Status and privilege
In Confessions of an Advertising Man, David Ogilvy has nothing but admiration for his former boss’s habit of rubbing his nose in it:
We cooks were badly paid, but M. Pitard made so much from the commissions which supplies paid him that he could afford to live in a chateau. Far from concealing his wealth from the rest of us, he drove to work in a taxi, carried a cane with a gold head, and dressed, when off duty, like an international banker. This flaunting of privilege stimulated our ambition to follow in his footsteps.
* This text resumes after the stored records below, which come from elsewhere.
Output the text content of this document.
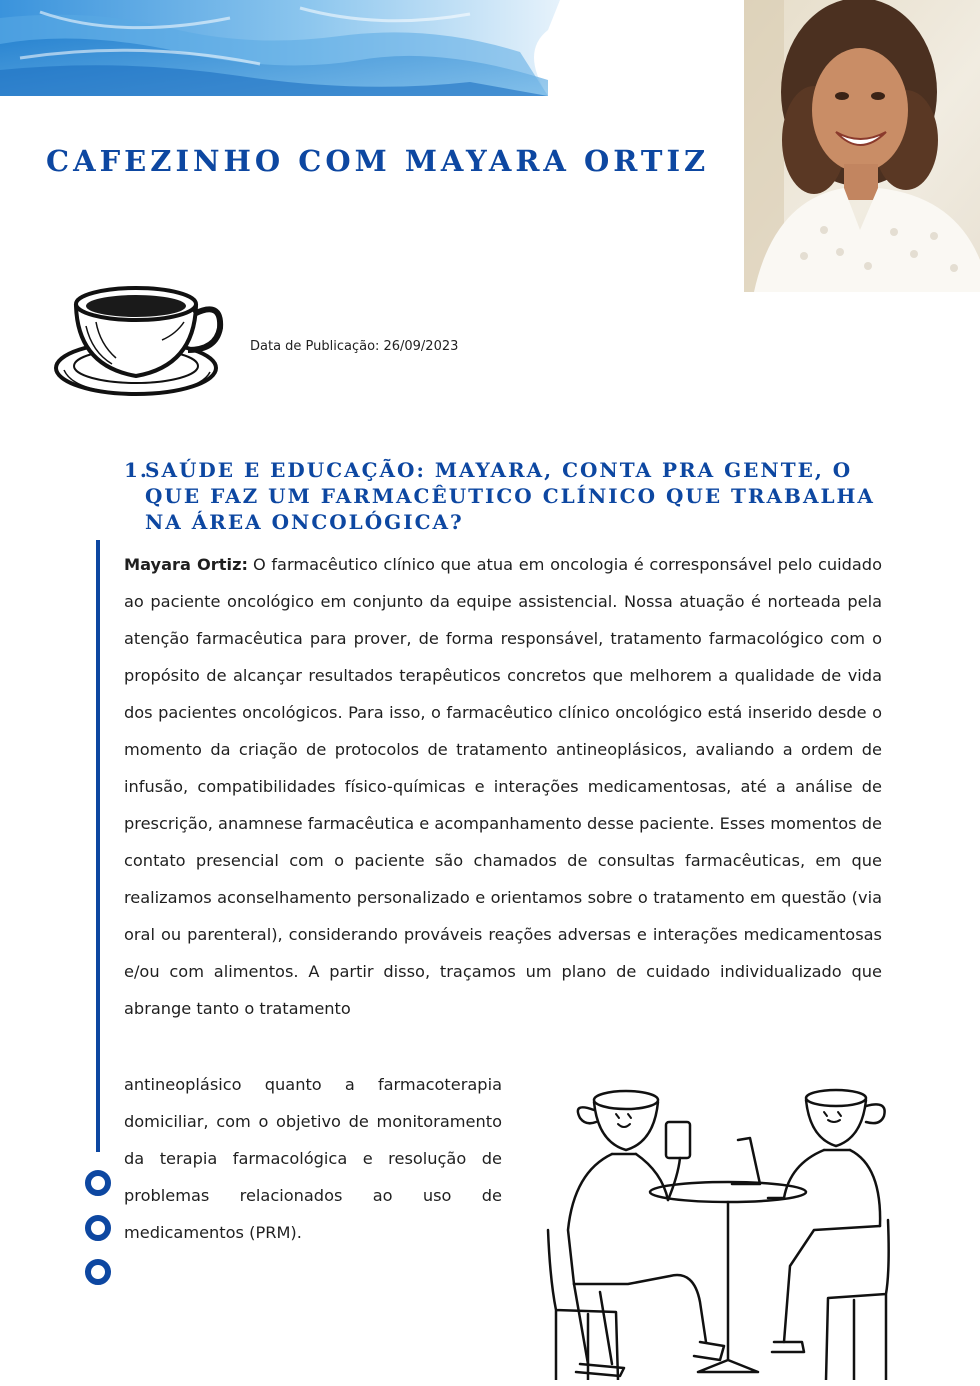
CAFEZINHO COM MAYARA ORTIZ
Data de Publicação: 26/09/2023
1.
SAÚDE E EDUCAÇÃO: MAYARA, CONTA PRA GENTE, O QUE FAZ UM FARMACÊUTICO CLÍNICO QUE TRABALHA NA ÁREA ONCOLÓGICA?

Mayara Ortiz: O farmacêutico clínico que atua em oncologia é corresponsável pelo cuidado ao paciente oncológico em conjunto da equipe assistencial. Nossa atuação é norteada pela atenção farmacêutica para prover, de forma responsável, tratamento farmacológico com o propósito de alcançar resultados terapêuticos concretos que melhorem a qualidade de vida dos pacientes oncológicos. Para isso, o farmacêutico clínico oncológico está inserido desde o momento da criação de protocolos de tratamento antineoplásicos, avaliando a ordem de infusão, compatibilidades físico-químicas e interações medicamentosas, até a análise de prescrição, anamnese farmacêutica e acompanhamento desse paciente. Esses momentos de contato presencial com o paciente são chamados de consultas farmacêuticas, em que realizamos aconselhamento personalizado e orientamos sobre o tratamento em questão (via oral ou parenteral), considerando prováveis reações adversas e interações medicamentosas e/ou com alimentos. A partir disso, traçamos um plano de cuidado individualizado que abrange tanto o tratamento

antineoplásico quanto a farmacoterapia domiciliar, com o objetivo de monitoramento da terapia farmacológica e resolução de problemas relacionados ao uso de medicamentos (PRM).
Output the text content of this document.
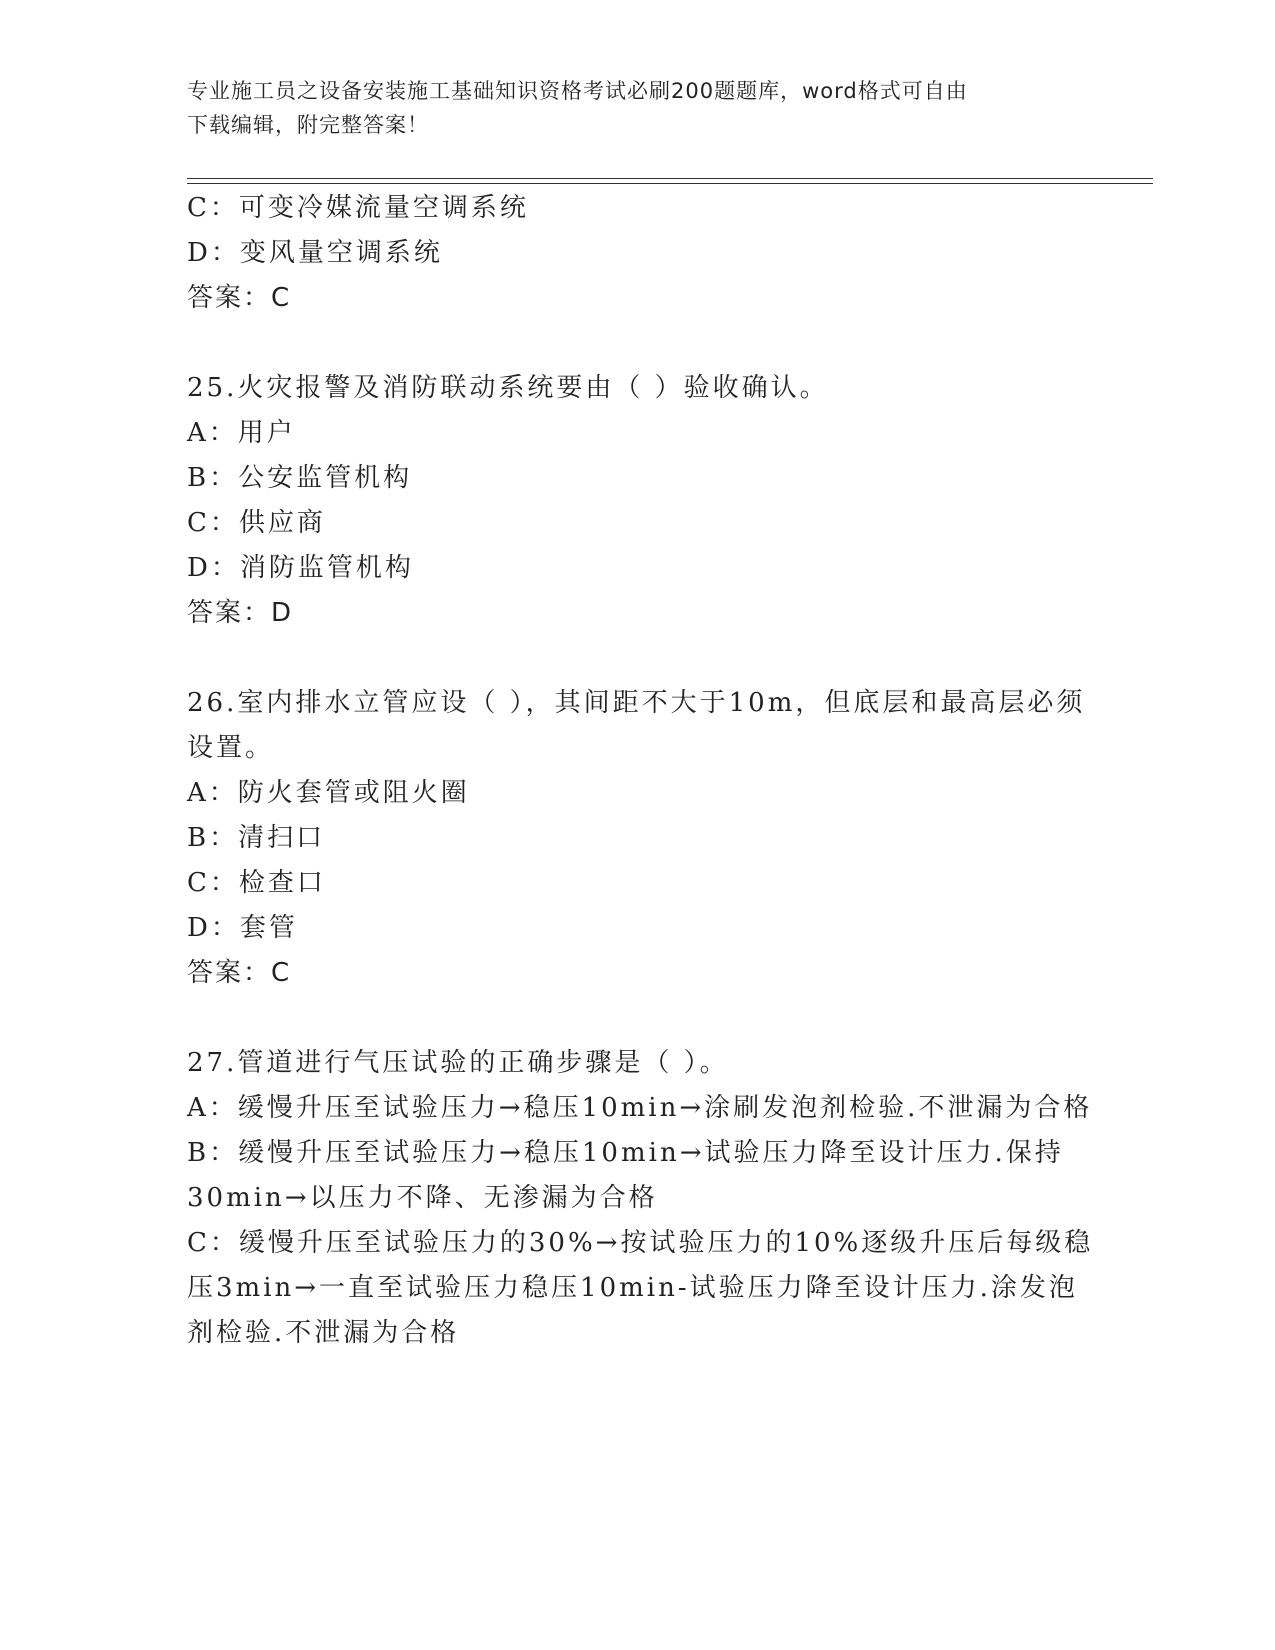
专业施工员之设备安装施工基础知识资格考试必刷200题题库，word格式可自由
下载编辑，附完整答案！
C：可变冷媒流量空调系统
D：变风量空调系统
答案：C
25.火灾报警及消防联动系统要由（ ）验收确认。
A：用户
B：公安监管机构
C：供应商
D：消防监管机构
答案：D
26.室内排水立管应设（ ），其间距不大于10m，但底层和最高层必须
设置。
A：防火套管或阻火圈
B：清扫口
C：检查口
D：套管
答案：C
27.管道进行气压试验的正确步骤是（ ）。
A：缓慢升压至试验压力→稳压10min→涂刷发泡剂检验.不泄漏为合格
B：缓慢升压至试验压力→稳压10min→试验压力降至设计压力.保持
30min→以压力不降、无渗漏为合格
C：缓慢升压至试验压力的30%→按试验压力的10%逐级升压后每级稳
压3min→一直至试验压力稳压10min-试验压力降至设计压力.涂发泡
剂检验.不泄漏为合格
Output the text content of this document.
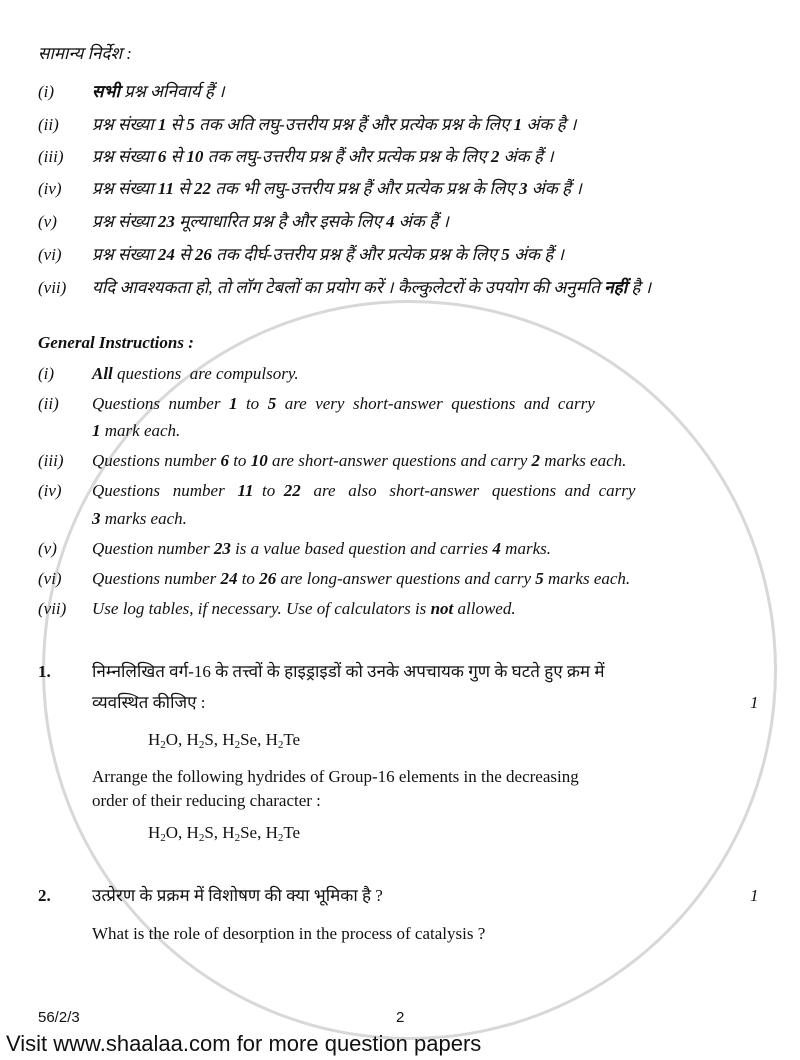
सामान्य निर्देश :
(i) सभी प्रश्न अनिवार्य हैं ।
(ii) प्रश्न संख्या 1 से 5 तक अति लघु-उत्तरीय प्रश्न हैं और प्रत्येक प्रश्न के लिए 1 अंक है ।
(iii) प्रश्न संख्या 6 से 10 तक लघु-उत्तरीय प्रश्न हैं और प्रत्येक प्रश्न के लिए 2 अंक हैं ।
(iv) प्रश्न संख्या 11 से 22 तक भी लघु-उत्तरीय प्रश्न हैं और प्रत्येक प्रश्न के लिए 3 अंक हैं ।
(v) प्रश्न संख्या 23 मूल्याधारित प्रश्न है और इसके लिए 4 अंक हैं ।
(vi) प्रश्न संख्या 24 से 26 तक दीर्घ-उत्तरीय प्रश्न हैं और प्रत्येक प्रश्न के लिए 5 अंक हैं ।
(vii) यदि आवश्यकता हो, तो लॉग टेबलों का प्रयोग करें । कैल्कुलेटरों के उपयोग की अनुमति नहीं है ।
General Instructions :
(i) All questions  are compulsory.
(ii) Questions  number  1  to  5  are  very  short-answer  questions  and  carry
1 mark each.
(iii) Questions number 6 to 10 are short-answer questions and carry 2 marks each.
(iv) Questions   number   11  to  22   are   also   short-answer   questions  and  carry
3 marks each.
(v) Question number 23 is a value based question and carries 4 marks.
(vi) Questions number 24 to 26 are long-answer questions and carry 5 marks each.
(vii) Use log tables, if necessary. Use of calculators is not allowed.
1. निम्नलिखित वर्ग-16 के तत्त्वों के हाइड्राइडों को उनके अपचायक गुण के घटते हुए क्रम में
व्यवस्थित कीजिए :	1
$H_2O$, $H_2S$, $H_2Se$, $H_2Te$
Arrange the following hydrides of Group-16 elements in the decreasing
order of their reducing character :
$H_2O$, $H_2S$, $H_2Se$, $H_2Te$
2. उत्प्रेरण के प्रक्रम में विशोषण की क्या भूमिका है ?	1
What is the role of desorption in the process of catalysis ?
56/2/3	2
Visit www.shaalaa.com for more question papers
It’s not always so blatant, but look around any office or studio and you’ll see signs of status and privilege in people’s behaviour. At meetings, the intern is unlikely to sit at the head of the table. The creative director probably doesn’t do the morning ‘bun run’. As long as status is clearly linked to achievement, and achievement is seen to be fairly assessed, striving for seniority can be a powerful ingredient in the motivational mix.
Opportunities
Why are so many people prepared to work for little or nothing, making tea, running errands, ordering taxis and doing the photocopying, on film sets, in ad agencies, in TV and fashion studios? Because it gives them a foot in the door, an opportunity to be in the right place when more exciting positions become available. Ogilvy didn’t choose the life of a brigade chef for its own sake — he had his eye on M. Pitard’s gold cane.
Obligations and deadlines
As soon as you sign a contract or make a promise to someone else, you have an obligation to fulfil. Sometimes this can be just the push you need to get you through the wall of resistance that would otherwise lead to procrastination. I occasionally have coaching clients who say to me “I know exactly what I need to do, but I’m more likely to do it if I’ve promised you do it by a certain date”. The funny thing is, the work is usually quite enjoyable when you get going and intrinsic motivation takes over. But to get you going in the first place place, you sometimes need the extrinsic motivation of ‘deadline magic’.
Bribes
According to legend, Dylan Thomas was so unreliable at fulfilling contracts to write radio plays for the BBC that his producer used to literally lock him in a room with nothing but a typewriter and telephone. When Thomas had finished an act, he was allowed to use the telephone to ring the producer — who would then reward him with a tot of whisky, and the promise of another when he’d written the next act. This kind of thing probably isn’t a viable long-term strategy, but if you know your team’s foibles and desires, then dangling the carrot of an (ethical) bribe could get you out of the occasional tight spot.
Threats
As with bribes, we need to watch our ethical footing here. We also need to be mindful of effectiveness — it won’t be news to you that managing by threats and coercion leads to pretty poor performance. But you can’t let people get away with murder either. Sometimes you need to challenge people’s behaviour, and make it very clear that Bad Things Will Happen if they don’t change their ways. Some of us are more comfortable than others are doing this. If you’re not a confrontational type, then you can often get a surprising amount of leverage by highlighting consequences in a chain of events, rather than making personal threats. For example:
I know you think it doesn’t matter what time you come in as long as you get the job done. But the MD disagrees and it’s his company. He’s asked me why the rule should be different for you than for everyone else in the office, and I’m struggling to come up with a good reason. Can you help me with that?
Sometimes that works. Other times people respond better to a good kick up the backside. (Metaphorical, of course.)